As of right now, physicians in private practice groups generally have the potential to earn a lot more than being employed at a hospital, especially once they become a partner in the practice. If this continues, there's a good chance that the extra extra money you make in those settings over a 4-6 year period can be equivalent or exceed the amount of you would save with PSLF. However, this has been changing in the past few years, especially large cities, where large hospitals and large healthcare systems can operate a lot more efficiently due to economies of scale (many of the new government regulations put a lot of additional work and thus overhead costs that small private practice groups are less able to cover) and have forced small private practice groups out of business (the physicians have sold their practices and become employees). These small private practice groups may only be able to survive in small towns and less populated areas where there are no big hospitals to compete with, and in certain specialties where malpractice premiums are low (this is why there are very few neurosurgery private practice groups and most neurosurgeons are employed) or where there is opportunity to do elective, cash-based procedures (anytime insurance is involved, which is in most cases, the big hospitals are going to have the most bargaining power with insurance companies and thus get the most patients). With this trend continuing, there's a good chance that in the future there will be more employed physicians at big hospitals (most of which will be non-profit) except in certain niche sub-specialties or locations. More employed physicians means more people taking advantage of PSLF so I personally think there will be cap on the amount forgiven (I'm predicting significant public criticism once the first round of loans are forgiven in 2017 and some neurosurgeon gets a $400k forgiveness...).
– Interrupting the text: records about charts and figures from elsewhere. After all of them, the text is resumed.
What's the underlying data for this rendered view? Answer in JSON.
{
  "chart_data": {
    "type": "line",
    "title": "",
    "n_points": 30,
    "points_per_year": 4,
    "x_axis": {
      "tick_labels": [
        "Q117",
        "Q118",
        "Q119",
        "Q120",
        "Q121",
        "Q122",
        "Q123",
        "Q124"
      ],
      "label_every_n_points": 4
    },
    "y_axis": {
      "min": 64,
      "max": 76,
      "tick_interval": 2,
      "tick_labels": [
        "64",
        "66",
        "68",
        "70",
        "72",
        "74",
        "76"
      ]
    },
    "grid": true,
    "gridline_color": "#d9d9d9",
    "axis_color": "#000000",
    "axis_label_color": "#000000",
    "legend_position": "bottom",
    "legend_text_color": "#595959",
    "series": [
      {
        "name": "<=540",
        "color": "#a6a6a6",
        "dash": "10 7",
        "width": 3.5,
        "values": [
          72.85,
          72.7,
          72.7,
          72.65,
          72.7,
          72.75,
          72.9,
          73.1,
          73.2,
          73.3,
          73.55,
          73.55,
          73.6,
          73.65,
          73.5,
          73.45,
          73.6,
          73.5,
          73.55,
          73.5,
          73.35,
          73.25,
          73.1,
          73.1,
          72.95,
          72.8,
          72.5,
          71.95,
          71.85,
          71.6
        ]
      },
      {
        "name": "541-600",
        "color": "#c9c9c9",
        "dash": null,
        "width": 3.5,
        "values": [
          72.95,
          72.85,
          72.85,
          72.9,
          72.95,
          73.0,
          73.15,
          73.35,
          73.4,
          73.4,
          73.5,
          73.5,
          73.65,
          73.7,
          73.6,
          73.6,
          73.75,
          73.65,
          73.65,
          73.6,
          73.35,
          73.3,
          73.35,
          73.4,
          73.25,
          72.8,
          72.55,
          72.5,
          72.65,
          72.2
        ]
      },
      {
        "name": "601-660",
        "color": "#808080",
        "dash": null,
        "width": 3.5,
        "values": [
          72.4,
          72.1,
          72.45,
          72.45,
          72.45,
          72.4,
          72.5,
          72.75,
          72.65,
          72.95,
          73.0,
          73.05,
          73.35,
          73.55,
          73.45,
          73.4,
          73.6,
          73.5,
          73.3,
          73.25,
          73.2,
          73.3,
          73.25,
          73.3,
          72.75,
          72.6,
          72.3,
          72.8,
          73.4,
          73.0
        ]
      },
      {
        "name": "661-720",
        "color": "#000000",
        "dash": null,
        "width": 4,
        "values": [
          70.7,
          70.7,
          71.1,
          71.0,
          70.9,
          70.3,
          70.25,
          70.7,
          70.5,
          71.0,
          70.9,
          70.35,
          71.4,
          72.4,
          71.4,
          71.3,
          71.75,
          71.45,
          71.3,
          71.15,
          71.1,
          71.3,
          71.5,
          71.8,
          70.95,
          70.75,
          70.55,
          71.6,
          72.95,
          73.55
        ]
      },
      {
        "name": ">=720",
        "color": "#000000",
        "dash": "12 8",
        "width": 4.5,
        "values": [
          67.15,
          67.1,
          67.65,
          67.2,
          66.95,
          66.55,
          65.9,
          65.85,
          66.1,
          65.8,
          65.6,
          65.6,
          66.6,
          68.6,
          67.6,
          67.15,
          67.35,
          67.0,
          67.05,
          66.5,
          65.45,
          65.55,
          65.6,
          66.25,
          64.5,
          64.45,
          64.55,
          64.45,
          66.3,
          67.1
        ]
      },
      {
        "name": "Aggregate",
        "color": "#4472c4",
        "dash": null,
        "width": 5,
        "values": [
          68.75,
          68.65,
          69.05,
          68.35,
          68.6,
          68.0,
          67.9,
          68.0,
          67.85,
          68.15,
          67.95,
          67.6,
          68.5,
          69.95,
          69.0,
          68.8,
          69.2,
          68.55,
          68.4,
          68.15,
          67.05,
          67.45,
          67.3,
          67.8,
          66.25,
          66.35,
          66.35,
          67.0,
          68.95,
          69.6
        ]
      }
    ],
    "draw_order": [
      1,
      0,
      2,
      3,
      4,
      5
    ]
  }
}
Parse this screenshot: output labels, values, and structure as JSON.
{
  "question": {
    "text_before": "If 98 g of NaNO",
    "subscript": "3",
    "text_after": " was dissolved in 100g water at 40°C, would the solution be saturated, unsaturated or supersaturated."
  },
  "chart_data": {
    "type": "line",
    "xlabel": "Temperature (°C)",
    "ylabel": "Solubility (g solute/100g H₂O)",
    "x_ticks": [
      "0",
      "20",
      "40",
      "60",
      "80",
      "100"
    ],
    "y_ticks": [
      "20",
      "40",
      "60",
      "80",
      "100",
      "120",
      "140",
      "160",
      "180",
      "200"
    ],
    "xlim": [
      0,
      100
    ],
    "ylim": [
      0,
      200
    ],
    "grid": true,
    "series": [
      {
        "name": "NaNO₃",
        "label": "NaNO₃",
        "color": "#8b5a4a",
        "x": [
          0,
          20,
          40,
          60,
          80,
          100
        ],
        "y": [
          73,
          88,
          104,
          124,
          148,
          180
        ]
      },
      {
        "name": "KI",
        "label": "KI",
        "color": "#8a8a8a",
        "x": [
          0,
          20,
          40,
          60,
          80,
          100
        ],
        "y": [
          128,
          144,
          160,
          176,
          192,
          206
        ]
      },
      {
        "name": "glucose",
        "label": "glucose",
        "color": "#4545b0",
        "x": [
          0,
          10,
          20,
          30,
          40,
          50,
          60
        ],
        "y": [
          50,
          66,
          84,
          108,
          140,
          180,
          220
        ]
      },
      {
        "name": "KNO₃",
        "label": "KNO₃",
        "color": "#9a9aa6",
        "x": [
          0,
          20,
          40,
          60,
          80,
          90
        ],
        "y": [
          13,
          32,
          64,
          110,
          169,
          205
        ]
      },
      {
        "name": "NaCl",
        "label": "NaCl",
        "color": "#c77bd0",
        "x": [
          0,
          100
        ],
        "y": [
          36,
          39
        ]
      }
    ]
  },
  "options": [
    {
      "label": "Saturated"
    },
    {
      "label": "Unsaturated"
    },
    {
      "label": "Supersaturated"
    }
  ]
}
So bottom line is that I wouldn't choose a specialty or practice setting based on its eligibility for PSLF, even if you expect to have a ridiculous amount of loans especially given how uncertain it is at the moment and no one knows if current borrowers would be grandfathered in

Thank you very much for the thorough response.

To everyone else, I would not let this be a major influence on my choice of specialty, but I think its reasonable to at least consider.

Part of the reason I ask this question is that if I am interested in fields where pslf eligibility would be unlikely, I could plan accordingly by taking out the bare mininum loans, aggressively paying down my debt after graduation, make interest payments while in school, etc.

Perhaps these measures would be prudent regardless, given pslf's uncertain future. But, as I (and many of my peers) will surely be strapped for cash while in school, it is tempting to take out some additional federal loans. But the decision of how to proceed depends in part on the potential benefit of pslf vs. the risk of a cap/not being eligible/cancellation of the program.

All-in-all, I am not overly concerned about the whole situation, because I am confident I will be fine no matter what specialty i choose and no matter if pslf can help me or not. But I think having as much information as possible doesn't hurt.